石垣水産(石垣孝幸社長)は6月下旬から、市公設地方卸売市場・水産棟(汐見町)で朝に買い付け、週に2~3日程度の頻度で販売。隣で並ぶ毛ガニは最高級で約1万6000円もする中、オオズワイガニは甲長数センチの小さい個体であれば、250円ほどで扱う例もあるという。
6日はえりも産のボイルと生を計約110匹仕入れ、680円と780円で売り出し、石垣社長(62)は「近場で取れ、冷凍されていないから、新鮮で甘くおいしい」とアピール。毛ガニ、ズワイガニなどの高級路線とは一線を画すため「商売の当てにはしていない」と話すが、「客が選択できる」と歓迎する。

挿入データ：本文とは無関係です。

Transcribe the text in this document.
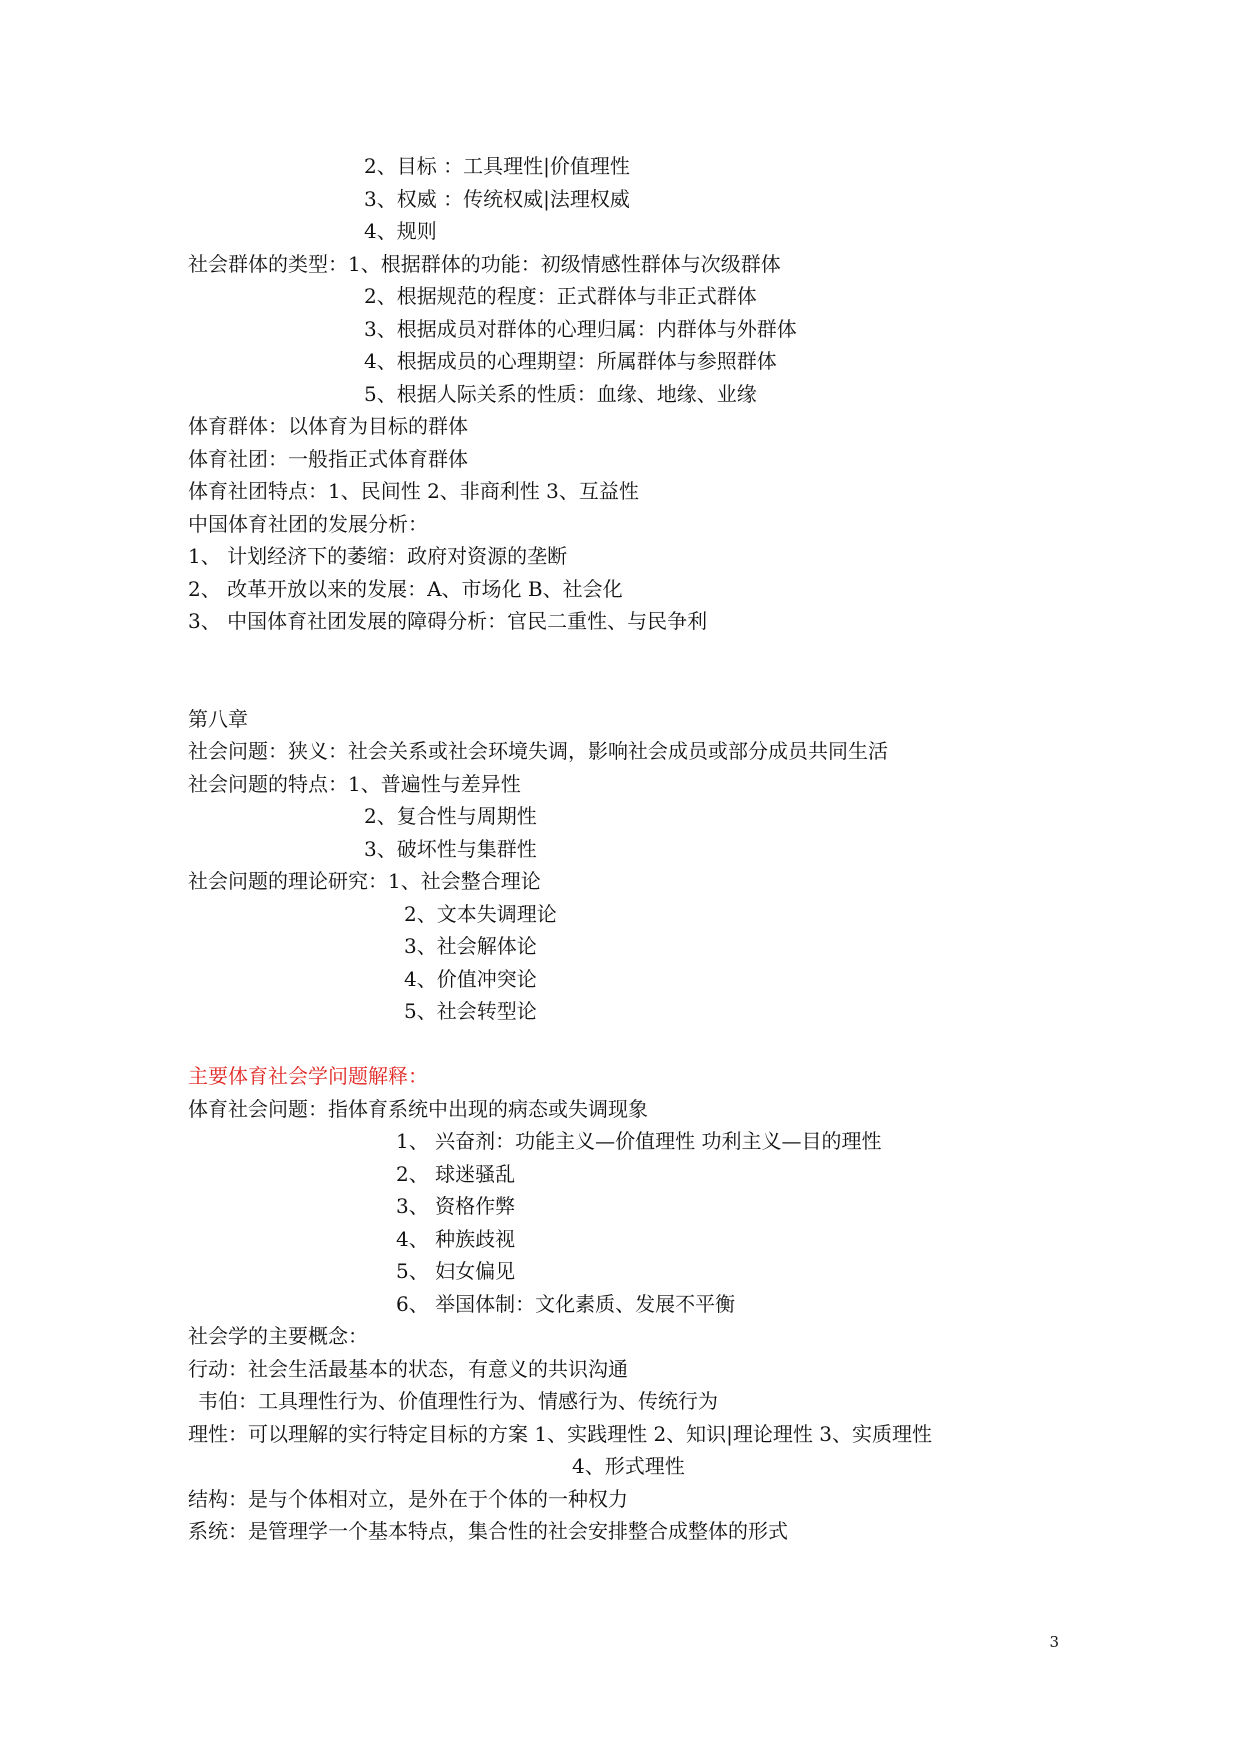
2、目标 ：工具理性|价值理性
3、权威 ：传统权威|法理权威
4、规则
社会群体的类型：1、根据群体的功能：初级情感性群体与次级群体
2、根据规范的程度：正式群体与非正式群体
3、根据成员对群体的心理归属：内群体与外群体
4、根据成员的心理期望：所属群体与参照群体
5、根据人际关系的性质：血缘、地缘、业缘
体育群体：以体育为目标的群体
体育社团：一般指正式体育群体
体育社团特点：1、民间性 2、非商利性 3、互益性
中国体育社团的发展分析：
1、 计划经济下的萎缩：政府对资源的垄断
2、 改革开放以来的发展：A、市场化 B、社会化
3、 中国体育社团发展的障碍分析：官民二重性、与民争利
第八章
社会问题：狭义：社会关系或社会环境失调，影响社会成员或部分成员共同生活
社会问题的特点：1、普遍性与差异性
2、复合性与周期性
3、破坏性与集群性
社会问题的理论研究：1、社会整合理论
2、文本失调理论
3、社会解体论
4、价值冲突论
5、社会转型论
主要体育社会学问题解释：
体育社会问题：指体育系统中出现的病态或失调现象
1、 兴奋剂：功能主义—价值理性 功利主义—目的理性
2、 球迷骚乱
3、 资格作弊
4、 种族歧视
5、 妇女偏见
6、 举国体制：文化素质、发展不平衡
社会学的主要概念：
行动：社会生活最基本的状态，有意义的共识沟通
韦伯：工具理性行为、价值理性行为、情感行为、传统行为
理性：可以理解的实行特定目标的方案 1、实践理性 2、知识|理论理性 3、实质理性
4、形式理性
结构：是与个体相对立，是外在于个体的一种权力
系统：是管理学一个基本特点，集合性的社会安排整合成整体的形式
3
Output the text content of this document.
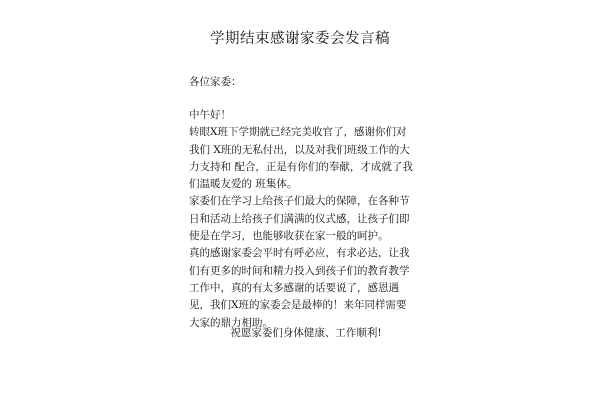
学期结束感谢家委会发言稿
各位家委：

中午好！

转眼X班下学期就已经完美收官了，感谢你们对我们 X班的无私付出，以及对我们班级工作的大力支持和 配合，正是有你们的奉献，才成就了我们温暖友爱的 班集体。

家委们在学习上给孩子们最大的保障，在各种节日和活动上给孩子们满满的仪式感，让孩子们即使是在学习，也能够收获在家一般的呵护。

真的感谢家委会平时有呼必应，有求必达，让我们有更多的时间和精力投入到孩子们的教育教学工作中，真的有太多感谢的话要说了，感恩遇见，我们X班的家委会是最棒的！来年同样需要大家的鼎力相助。

祝愿家委们身体健康、工作顺利!
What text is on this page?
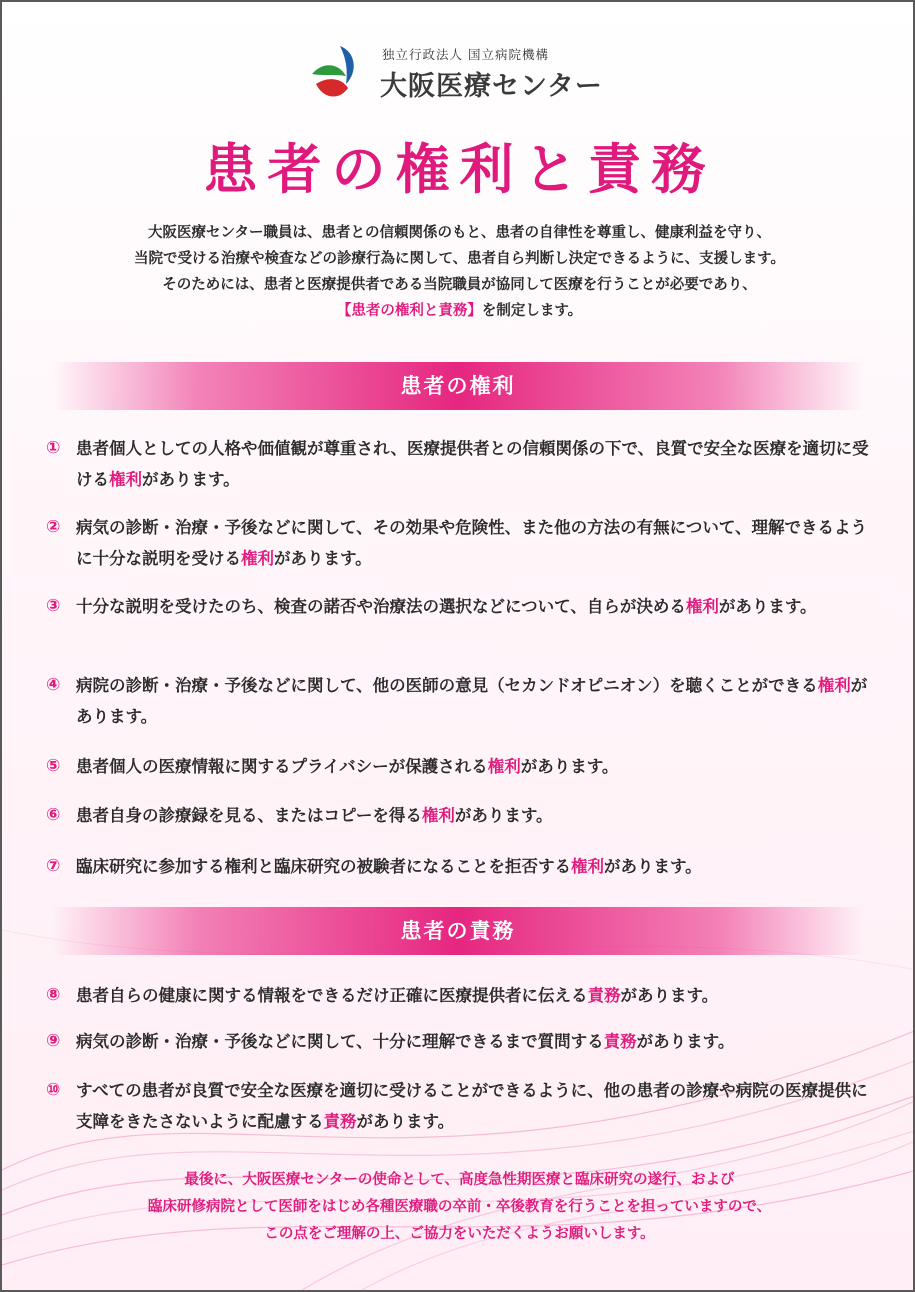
独立行政法人 国立病院機構
大阪医療センター
患者の権利と責務
大阪医療センター職員は、患者との信頼関係のもと、患者の自律性を尊重し、健康利益を守り、
当院で受ける治療や検査などの診療行為に関して、患者自ら判断し決定できるように、支援します。
そのためには、患者と医療提供者である当院職員が協同して医療を行うことが必要であり、
【患者の権利と責務】を制定します。
患者の権利
① 患者個人としての人格や価値観が尊重され、医療提供者との信頼関係の下で、良質で安全な医療を適切に受ける権利があります。
② 病気の診断・治療・予後などに関して、その効果や危険性、また他の方法の有無について、理解できるように十分な説明を受ける権利があります。
③ 十分な説明を受けたのち、検査の諾否や治療法の選択などについて、自らが決める権利があります。
④ 病院の診断・治療・予後などに関して、他の医師の意見（セカンドオピニオン）を聴くことができる権利があります。
⑤ 患者個人の医療情報に関するプライバシーが保護される権利があります。
⑥ 患者自身の診療録を見る、またはコピーを得る権利があります。
⑦ 臨床研究に参加する権利と臨床研究の被験者になることを拒否する権利があります。
患者の責務
⑧ 患者自らの健康に関する情報をできるだけ正確に医療提供者に伝える責務があります。
⑨ 病気の診断・治療・予後などに関して、十分に理解できるまで質問する責務があります。
⑩ すべての患者が良質で安全な医療を適切に受けることができるように、他の患者の診療や病院の医療提供に支障をきたさないように配慮する責務があります。
最後に、大阪医療センターの使命として、高度急性期医療と臨床研究の遂行、および
臨床研修病院として医師をはじめ各種医療職の卒前・卒後教育を行うことを担っていますので、
この点をご理解の上、ご協力をいただくようお願いします。
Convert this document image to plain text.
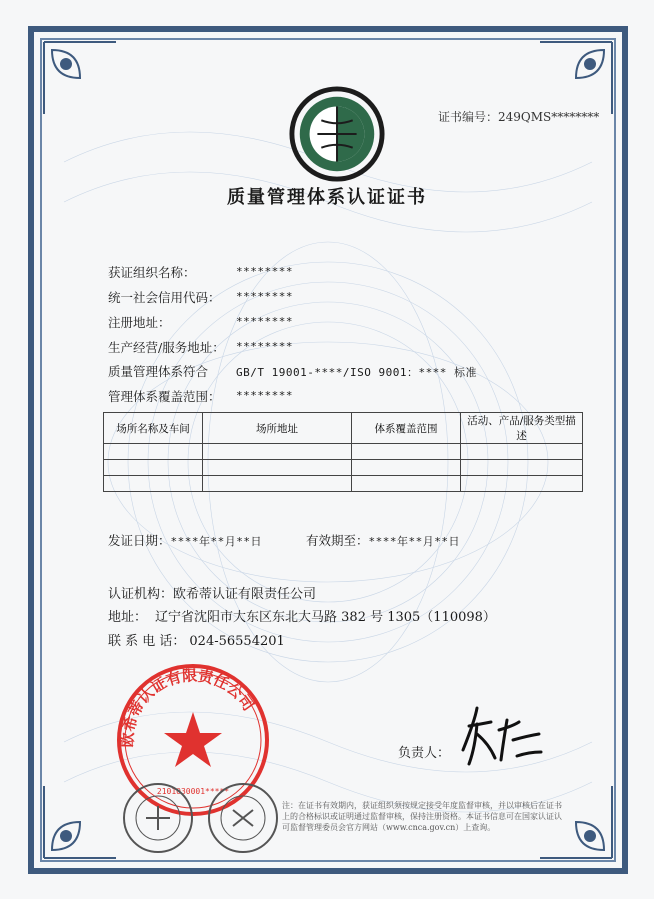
证书编号：249QMS********
质量管理体系认证证书
获证组织名称：	********
统一社会信用代码： ********
注册地址：	********
生产经营/服务地址： ********
质量管理体系符合	GB/T 19001-****/ISO 9001：**** 标准
管理体系覆盖范围： ********
场所名称及车间	场所地址	体系覆盖范围	活动、产品/服务类型描述

发证日期：****年**月**日	有效期至：****年**月**日
认证机构：欧希蒂认证有限责任公司
地址： 辽宁省沈阳市大东区东北大马路 382 号 1305（110098）
联 系 电 话： 024-56554201
欧希蒂认证有限责任公司
2101030001*****
负责人：
注：在证书有效期内，获证组织须按规定接受年度监督审核，并以审核后在证书上的合格标识或证明通过监督审核，保持注册资格。本证书信息可在国家认证认可监督管理委员会官方网站（www.cnca.gov.cn）上查询。
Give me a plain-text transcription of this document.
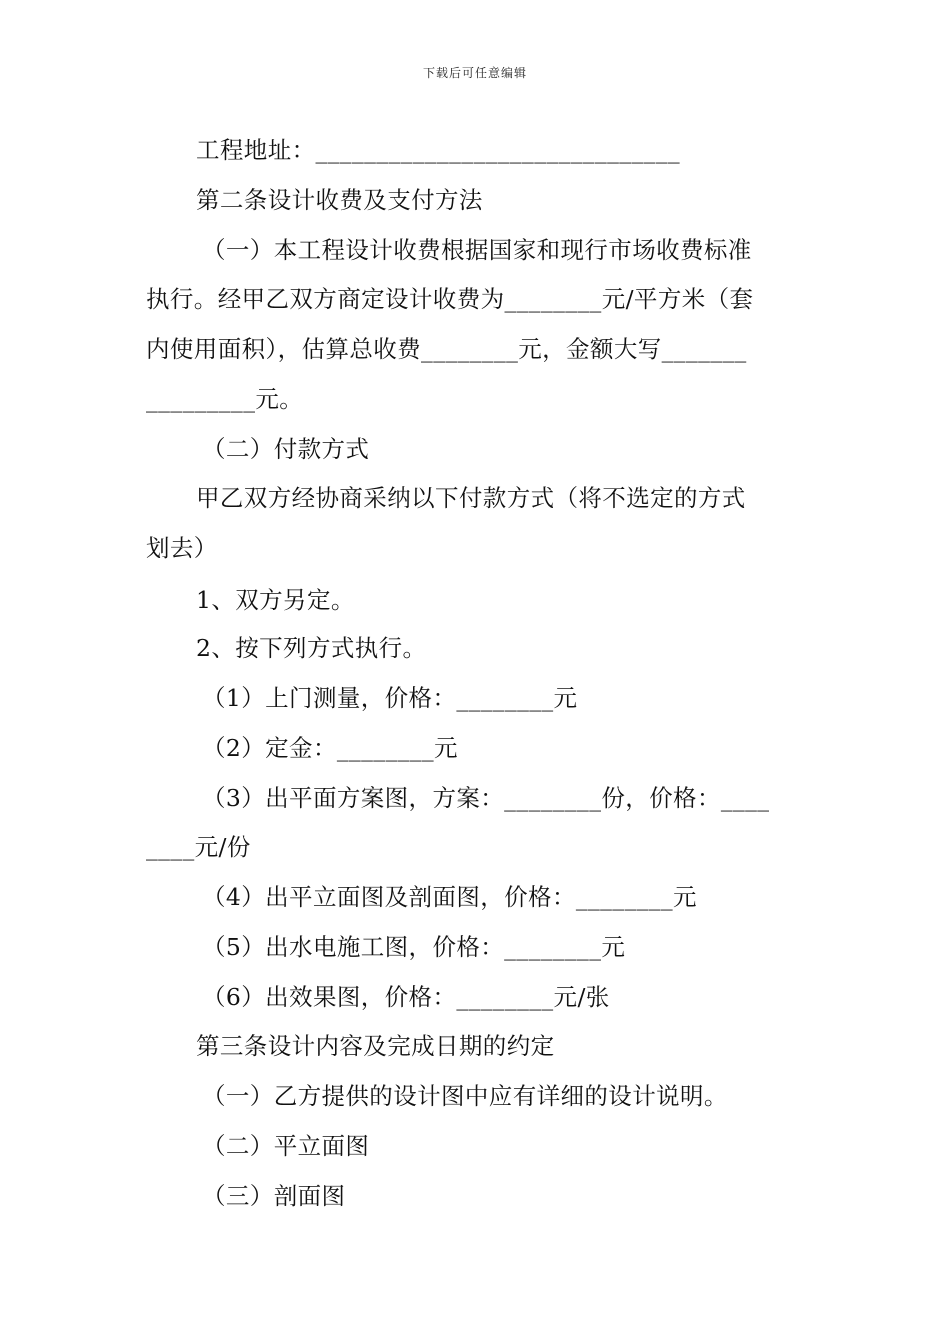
下载后可任意编辑
工程地址：______________________________
第二条设计收费及支付方法
（一）本工程设计收费根据国家和现行市场收费标准
执行。经甲乙双方商定设计收费为________元/平方米（套
内使用面积），估算总收费________元，金额大写_______
_________元。
（二）付款方式
甲乙双方经协商采纳以下付款方式（将不选定的方式
划去）
1、双方另定。
2、按下列方式执行。
（1）上门测量，价格：________元
（2）定金：________元
（3）出平面方案图，方案：________份，价格：____
____元/份
（4）出平立面图及剖面图，价格：________元
（5）出水电施工图，价格：________元
（6）出效果图，价格：________元/张
第三条设计内容及完成日期的约定
（一）乙方提供的设计图中应有详细的设计说明。
（二）平立面图
（三）剖面图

山本水産(山本英誠社長)も木~日曜の週末、えりも産を入荷している。旬のハナサキガニ一匹1000円超に対し、オオズワイガニを1匹400~600円台で扱い、連日完売。山本社長(52)は「箱買いする客が多い」と喜ぶ。今後の販売は「初めてのことで分からない」としつつ、「雄は身も、みそも、味が良いと評判。実の入りは個体差があるが、価格帯も売りやすい」と話している。
オオズワイガニは、スケトウダラなどの刺し網に絡まり、漁具が破損するなど漁業者を悩ませている。北海道立総合研究機構水産研究本部(後志管内余市町)によると、1980年代にも、噴火湾から苫小牧の沿岸域で数千トンが漁獲されたことがあり、その後急減したが「原因は分かっていない」としている。道南太平洋は、成長が良いという調査があり「来年以降は大きくなり、商品価値が上がる可能性がある」と指摘する。